The Merger Directive and the German Transformation Amendments cover cross-border mergers of corporate entities (limited liability companies and corporations) that have been established under the laws of a Member State and whose headquarters are in a Member State, provided that the merging companies are subject to at least two European jurisdictions.
The German Transformation Amendments reach further than the Merger-Directive; they cover the cross-border mergers involving companies that are subject to the laws of Iceland, Liechtenstein and Norway (the members of the European Economic Area). Whether the non-German entity may take part in a cross-border merger with a German corporate entity is also a matter of the laws of the country in which the non-German entity is headquartered. In a cross-border merger, both the German and the foreign legal requirements have to be met.
However, the Merger Directive and the German Transformation Amendments do not provide for a legal framework for cross-border splits or changes of legal forms. They do not cover the merger of partnerships, and they do not regulate the tax consequences of a cross-border merger. However, it is anticipated that an older merger tax directive will also be implemented soon.
The SEVIC Decision
The guidelines of the SEVIC decision fill the gaps in the Merger Directive and the German Transformation Amendments. In the SEVIC matter, the European Court of Justice had to decide whether or not a Luxemburg company could be merged into a German company. The SEVIC court ruled that Section 1 of the Transformation Act, which allows only German mergers, was not in line with the right of European persons to freely choose their domicile (freedom of settlement). As the SEVIC court did not differentiate between corporate entities and partnerships, it is widely held that SEVIC also allows for the cross-border merger of business partnerships (provided that the applicable foreign laws do not prohibit such merger).
German law prohibits the merger of German civil partnerships (not involving a business) as well as cross-border mergers involving foreign civil partnerships. For all partnerships German law provides a straightforward work-around: If all but one member of the partnership cease to be a partner, then all the assets and liabilities of the German partnership are automatically transferred by operation of law (Anwachsung) to the remaining partner. This concept also applies if the remaining sole “partner” is a foreign partner; thus in such cases the German partnership will have effectively “merged” with its foreign sole partner, who will then become successor to the German partnership.
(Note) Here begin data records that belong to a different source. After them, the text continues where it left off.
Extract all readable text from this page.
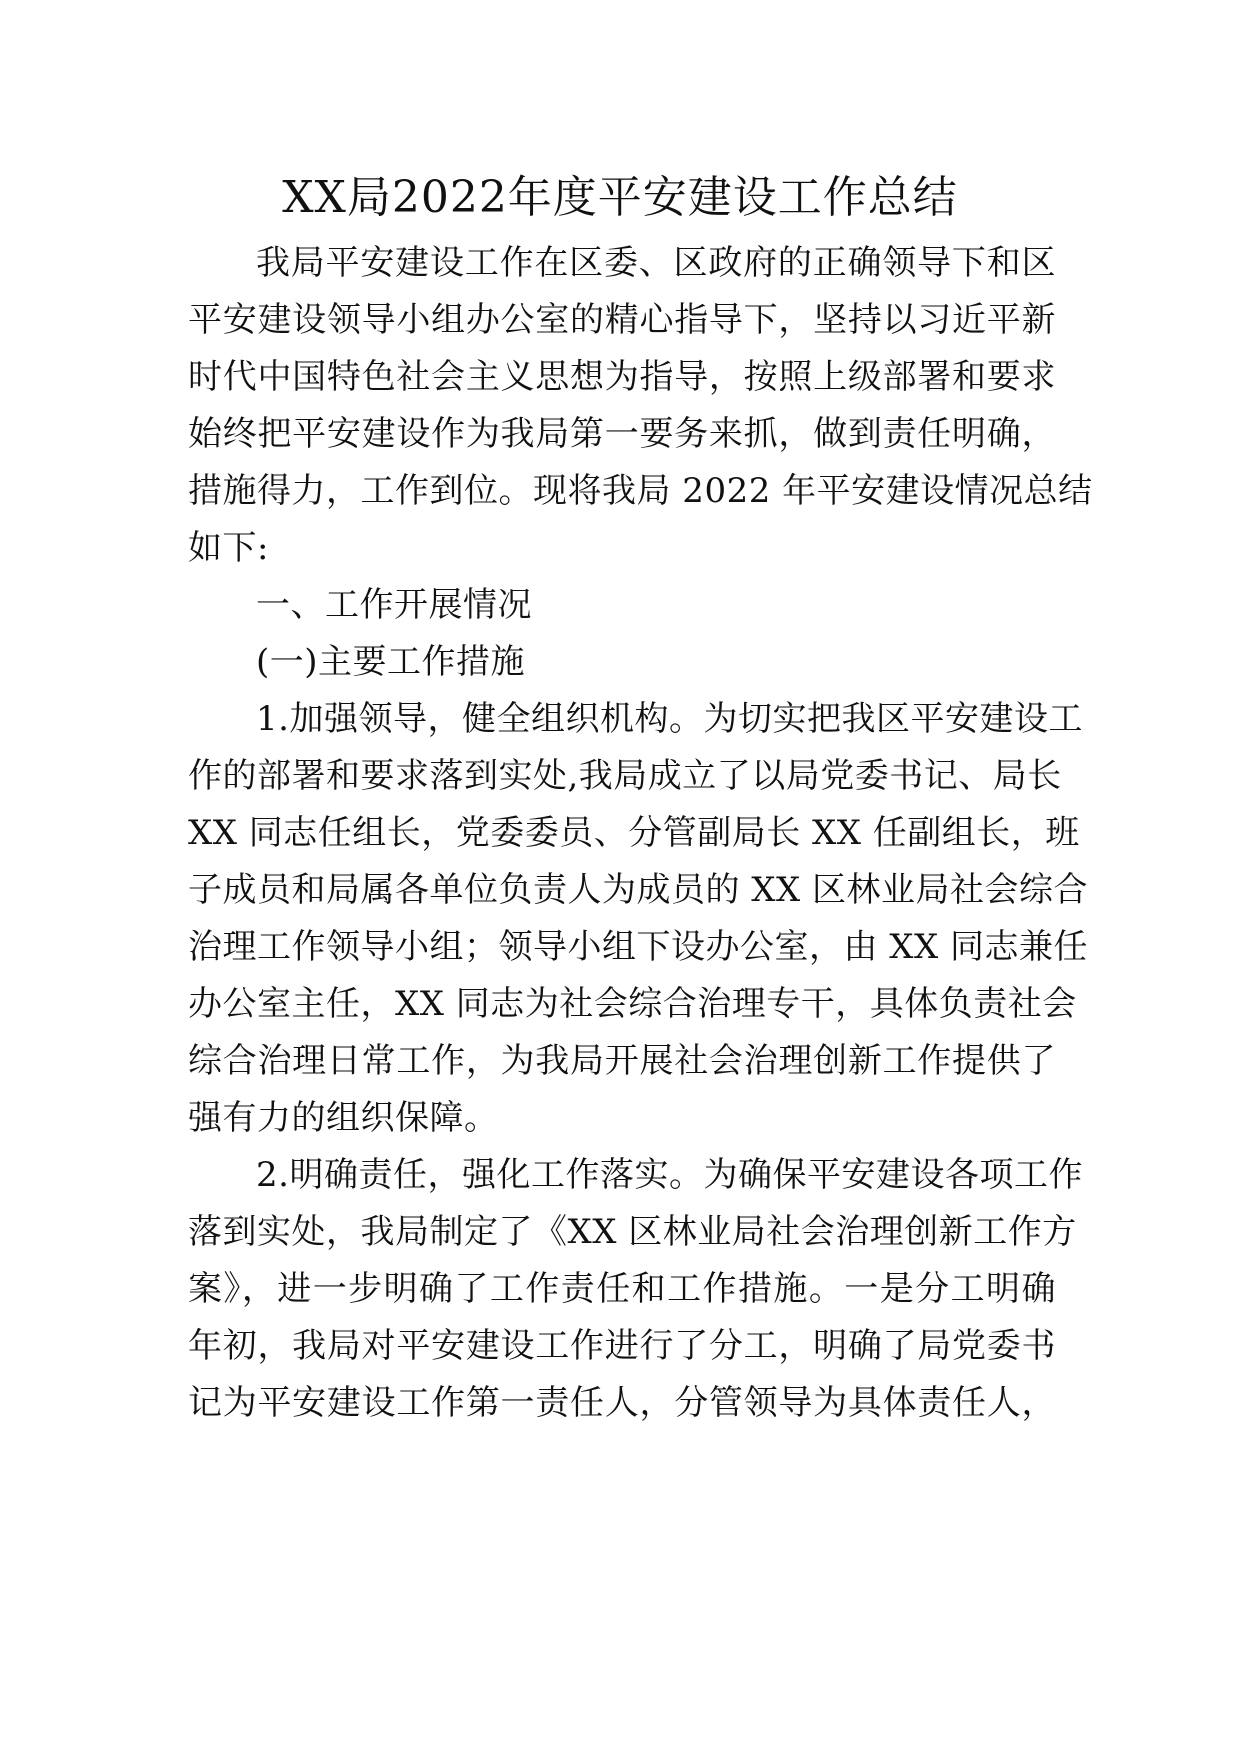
XX局2022年度平安建设工作总结
我局平安建设工作在区委、区政府的正确领导下和区
平安建设领导小组办公室的精心指导下，坚持以习近平新
时代中国特色社会主义思想为指导，按照上级部署和要求
始终把平安建设作为我局第一要务来抓，做到责任明确，
措施得力，工作到位。现将我局 2022 年平安建设情况总结
如下:
一、工作开展情况
(一)主要工作措施
1.加强领导，健全组织机构。为切实把我区平安建设工
作的部署和要求落到实处,我局成立了以局党委书记、局长
XX 同志任组长，党委委员、分管副局长 XX 任副组长，班
子成员和局属各单位负责人为成员的 XX 区林业局社会综合
治理工作领导小组；领导小组下设办公室，由 XX 同志兼任
办公室主任，XX 同志为社会综合治理专干，具体负责社会
综合治理日常工作，为我局开展社会治理创新工作提供了
强有力的组织保障。
2.明确责任，强化工作落实。为确保平安建设各项工作
落到实处，我局制定了《XX 区林业局社会治理创新工作方
案》，进一步明确了工作责任和工作措施。一是分工明确
年初，我局对平安建设工作进行了分工，明确了局党委书
记为平安建设工作第一责任人，分管领导为具体责任人，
Even though the SEVIC court expressly ruled only on the merger of a foreign company into a German company, it is the more current (but disputed) view that the same must apply vice versa (thus allowing the merger of a German company into a foreign company). The SEVIC court did not, however, rule on cross-border splits or changes to the legal form. Whether those transformations are now possible under German law remains unclear and under dispute.